Setting of UNORDERED on concurrent collectors

Mon Apr 8 13:19:16 PDT 2013

> I assumed that a concurrent collection would use a concurrent map.
>   Isn't  it reasonable to assume that operations on a parallel stream
> will use thread-safe collections?

ABSOLUTELY NOT!

Any non-thread-safe collection can be used as a source for a parallel 
stream, without any more synchronization than is already implicit in the 
FJ library.  (Some may partition better than others, though; linked 
lists are never going to be parallel screamers.)

Similarly, any reduction can be done in parallel into a non-thread-safe 
collection.  Many of our collectors use non-thread-safe result 
containers like ArrayList, StringBuilder, or HashMap but are still 
perfectly parallel-safe.  The library provides the necessary isolation, 
so that these non-thread-safe containers are serially thread-confined 
and still we can get decent parallelism.

The only thing the user has to be careful of in order to not undermine 
this wonderful gift is to avoid interference.  Interference includes 
things like:
  - Modifying the source while you're doing a stream operation on it.
  - Using "lambdas" that depend on state that might be modified during 
the course of the stream operation.

In other words, as long as you can hold relevant state constant for the 
duration of your query, you get all this parallelism for free without 
having to think about thread safety or use thread-safe collections. 
Effective immutability is a very powerful thing.

> BTW, the other downside of the current state of affairs is experienced
> by the user who specifies a parallel stream and even declares it
> unordered, but still gets a non-concurrent collection because groupingBy
> was used instead of groupingByConcurrent.

Right.  But he will still get a parallel reduction.  It just may be that 
in some cases, he gets a reduction that parallelizes poorly, because the 
combine step of the reduction happens to be way more expensive that the 
accumulate step, as it is when the combine step is a merge-maps-by-key. 
  (We have no way of knowing this a priori.  Some non-concurrent 
reductions will parallelize with fine performance and have no need of 
the additional benefit that a concurrent collection gives.)

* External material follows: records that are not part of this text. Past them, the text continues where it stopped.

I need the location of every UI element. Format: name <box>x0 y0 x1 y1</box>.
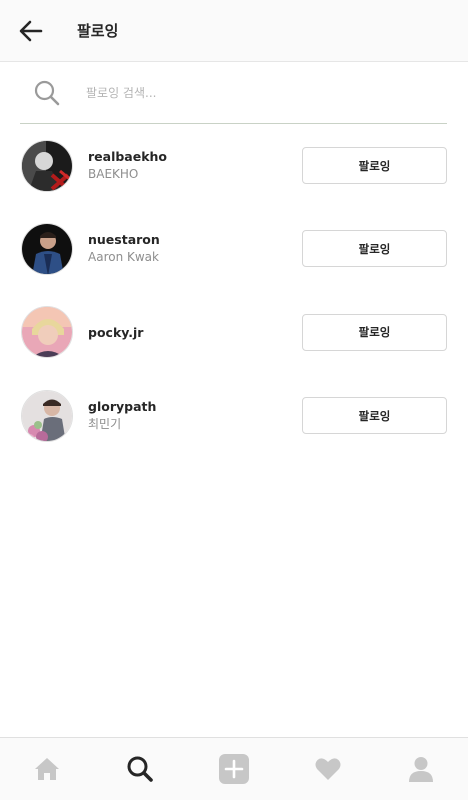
search-input[interactable] <box>86 78 386 108</box>
list-item[interactable]: pocky.jr 팔로잉 <box>0 291 468 374</box>
following-button[interactable]: 팔로잉 <box>302 230 447 268</box>
avatar[interactable] <box>21 222 73 275</box>
avatar[interactable] <box>21 306 73 359</box>
nav-add[interactable] <box>204 738 264 800</box>
username[interactable]: glorypath <box>88 398 156 415</box>
following-button[interactable]: 팔로잉 <box>302 313 447 351</box>
user-info: pocky.jr <box>88 324 143 341</box>
following-list: realbaekho BAEKHO 팔로잉 nuestaron Aaron Kw… <box>0 124 468 457</box>
list-item[interactable]: glorypath 최민기 팔로잉 <box>0 374 468 457</box>
top-bar: 팔로잉 <box>0 0 468 62</box>
avatar[interactable] <box>21 389 73 442</box>
arrow-left-icon <box>19 20 43 41</box>
following-button[interactable]: 팔로잉 <box>302 147 447 185</box>
nav-search[interactable] <box>110 738 170 800</box>
user-info: nuestaron Aaron Kwak <box>88 231 160 266</box>
home-icon <box>34 758 59 780</box>
page-title: 팔로잉 <box>77 22 119 40</box>
username[interactable]: nuestaron <box>88 231 160 248</box>
back-button[interactable] <box>0 0 63 62</box>
search-bar <box>20 63 447 124</box>
full-name: 최민기 <box>88 417 122 432</box>
avatar[interactable] <box>21 139 73 192</box>
search-icon <box>32 78 62 108</box>
search-icon <box>127 756 154 782</box>
list-item[interactable]: realbaekho BAEKHO 팔로잉 <box>0 124 468 207</box>
user-info: realbaekho BAEKHO <box>88 148 167 183</box>
heart-icon <box>315 758 341 780</box>
bottom-nav <box>0 737 468 800</box>
list-item[interactable]: nuestaron Aaron Kwak 팔로잉 <box>0 207 468 290</box>
username[interactable]: realbaekho <box>88 148 167 165</box>
add-icon <box>218 754 249 784</box>
nav-activity[interactable] <box>298 738 358 800</box>
nav-profile[interactable] <box>391 738 451 800</box>
nav-home[interactable] <box>17 738 77 800</box>
profile-icon <box>409 757 434 782</box>
username[interactable]: pocky.jr <box>88 324 143 341</box>
full-name: BAEKHO <box>88 167 139 182</box>
following-button[interactable]: 팔로잉 <box>302 397 447 435</box>
user-info: glorypath 최민기 <box>88 398 156 433</box>
full-name: Aaron Kwak <box>88 250 159 265</box>
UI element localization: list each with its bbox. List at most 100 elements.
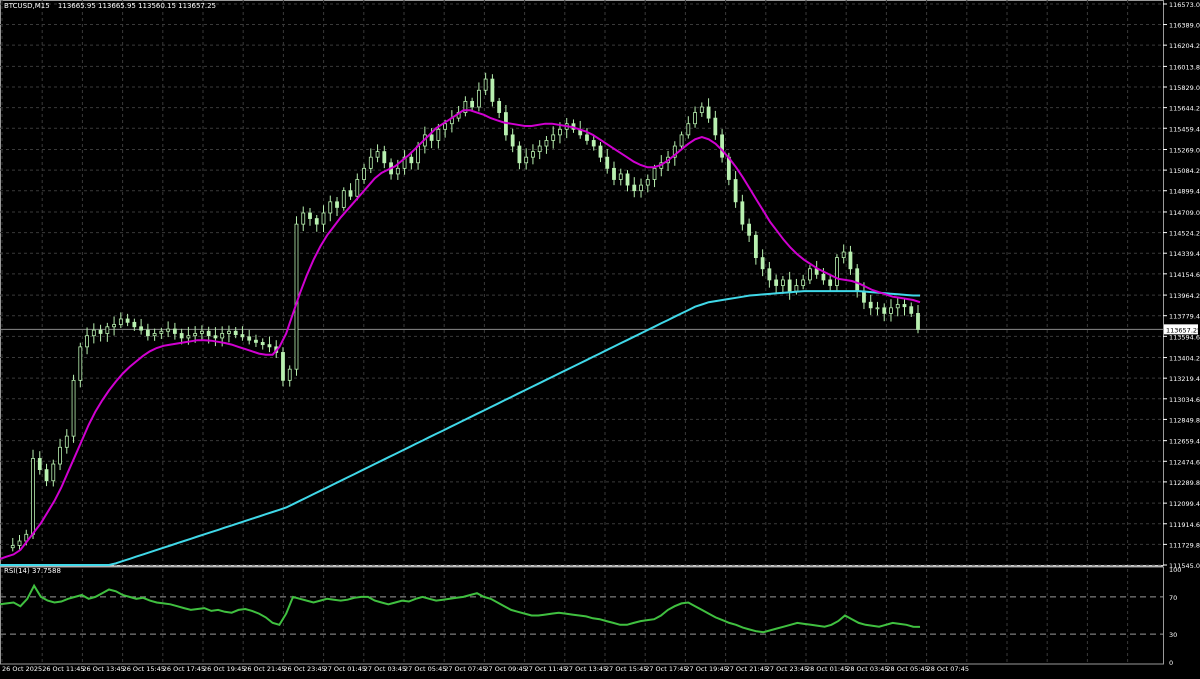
candle-body — [605, 156, 610, 169]
candle-body — [780, 279, 785, 286]
rsi-axis-label: 0 — [1169, 659, 1173, 667]
candle-body — [855, 268, 860, 292]
time-tick-label: 27 Oct 13:45 — [565, 665, 607, 673]
candle-body — [720, 134, 724, 158]
time-tick-label: 27 Oct 01:45 — [324, 665, 366, 673]
candle-body — [767, 268, 772, 281]
time-tick-label: 27 Oct 19:45 — [685, 665, 727, 673]
price-tick-label: 115644.20 — [1169, 105, 1200, 113]
price-tick-label: 116389.00 — [1169, 22, 1200, 30]
candle-body — [78, 346, 83, 381]
candle-body — [835, 257, 839, 286]
candle-body — [916, 312, 920, 330]
time-tick-label: 27 Oct 05:45 — [404, 665, 446, 673]
time-tick-label: 26 Oct 15:45 — [123, 665, 165, 673]
candle-body — [591, 140, 596, 147]
price-tick-label: 113779.40 — [1169, 313, 1200, 321]
candle-body — [787, 279, 792, 292]
price-tick-label: 114154.60 — [1169, 271, 1200, 279]
candle-body — [254, 339, 258, 343]
candle-body — [895, 304, 900, 309]
candle-body — [416, 145, 420, 164]
candle-body — [308, 212, 312, 219]
candle-body — [85, 335, 89, 348]
candle-body — [902, 304, 907, 308]
candle-body — [889, 307, 893, 314]
time-tick-label: 28 Oct 07:45 — [927, 665, 969, 673]
candle-body — [58, 446, 62, 465]
main-plot-frame — [0, 0, 1164, 566]
candle-body — [760, 257, 765, 270]
price-tick-label: 113594.60 — [1169, 333, 1200, 341]
candle-body — [362, 167, 366, 180]
candle-body — [51, 463, 56, 482]
candle-body — [443, 123, 448, 130]
price-tick-label: 114524.20 — [1169, 230, 1200, 238]
candle-body — [483, 78, 488, 91]
candle-body — [909, 306, 914, 314]
candle-body — [287, 368, 292, 381]
candle-body — [740, 201, 745, 225]
price-tick-label: 112289.80 — [1169, 479, 1200, 487]
price-tick-label: 113219.40 — [1169, 375, 1200, 383]
candle-body — [510, 134, 515, 147]
candle-body — [132, 321, 137, 328]
price-tick-label: 115829.00 — [1169, 84, 1200, 92]
rsi-axis-label: 70 — [1169, 594, 1177, 602]
candle-body — [112, 324, 116, 328]
candle-body — [193, 333, 198, 337]
candle-body — [524, 156, 529, 164]
candle-body — [733, 179, 738, 203]
ohlc-values: 113665.95 113665.95 113560.15 113657.25 — [57, 2, 217, 10]
candle-body — [699, 106, 704, 113]
candle-body — [585, 134, 589, 141]
candle-body — [105, 326, 110, 334]
time-tick-label: 27 Oct 07:45 — [444, 665, 486, 673]
candle-body — [497, 101, 502, 113]
candle-body — [490, 78, 495, 102]
price-tick-label: 112659.40 — [1169, 438, 1200, 446]
price-tick-label: 114339.40 — [1169, 250, 1200, 258]
candle-body — [639, 184, 643, 192]
candle-body — [139, 326, 144, 331]
candle-body — [227, 330, 231, 334]
candle-body — [281, 352, 285, 381]
price-tick-label: 116204.20 — [1169, 42, 1200, 50]
candle-body — [632, 184, 637, 192]
candle-body — [551, 134, 556, 141]
time-tick-label: 26 Oct 17:45 — [163, 665, 205, 673]
candle-body — [598, 145, 603, 158]
rsi-axis-label: 30 — [1169, 631, 1177, 639]
candle-body — [679, 134, 684, 147]
rsi-header: RSI(14) 37.7588 — [4, 567, 61, 575]
candle-body — [125, 318, 130, 323]
price-tick-label: 114709.00 — [1169, 209, 1200, 217]
chart-window: 116573.00 116389.00 116204.20 116013.80 1158… — [0, 0, 1200, 675]
price-tick-label: 113034.60 — [1169, 396, 1200, 404]
candle-body — [179, 333, 184, 339]
candle-body — [612, 167, 616, 180]
price-tick-label: 115459.40 — [1169, 125, 1200, 133]
candle-body — [355, 179, 360, 197]
price-tick-label: 114899.40 — [1169, 188, 1200, 196]
candle-body — [808, 268, 812, 281]
candle-body — [517, 145, 522, 164]
candle-body — [429, 134, 434, 141]
candle-body — [37, 458, 42, 471]
candle-body — [375, 151, 380, 158]
rsi-line — [0, 583, 921, 634]
time-tick-label: 27 Oct 11:45 — [525, 665, 567, 673]
candle-body — [645, 179, 650, 186]
candle-body — [98, 329, 103, 334]
candle-body — [693, 112, 697, 125]
price-tick-label: 112474.60 — [1169, 458, 1200, 466]
symbol-header: BTCUSD,M15 113665.95 113665.95 113560.15… — [4, 2, 216, 10]
candle-body — [868, 301, 873, 309]
candle-body — [233, 330, 238, 335]
candle-body — [436, 128, 441, 141]
candle-body — [220, 333, 225, 339]
price-tick-label: 115084.20 — [1169, 167, 1200, 175]
candle-body — [341, 190, 346, 208]
candle-body — [686, 123, 691, 136]
candle-body — [882, 307, 887, 314]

> In your examples, the difference between the two results is primarily
> one of order, not concurrency.  Can we reflect this choice more directly
> in the API?

We used to have that -- the selection of ordering (collect vs 
collectUnordered) was orthogonal to the collector, and we did a 
concurrent collection if we were in the (unordered, concurrent) 
quadrant.  That's the most explicit.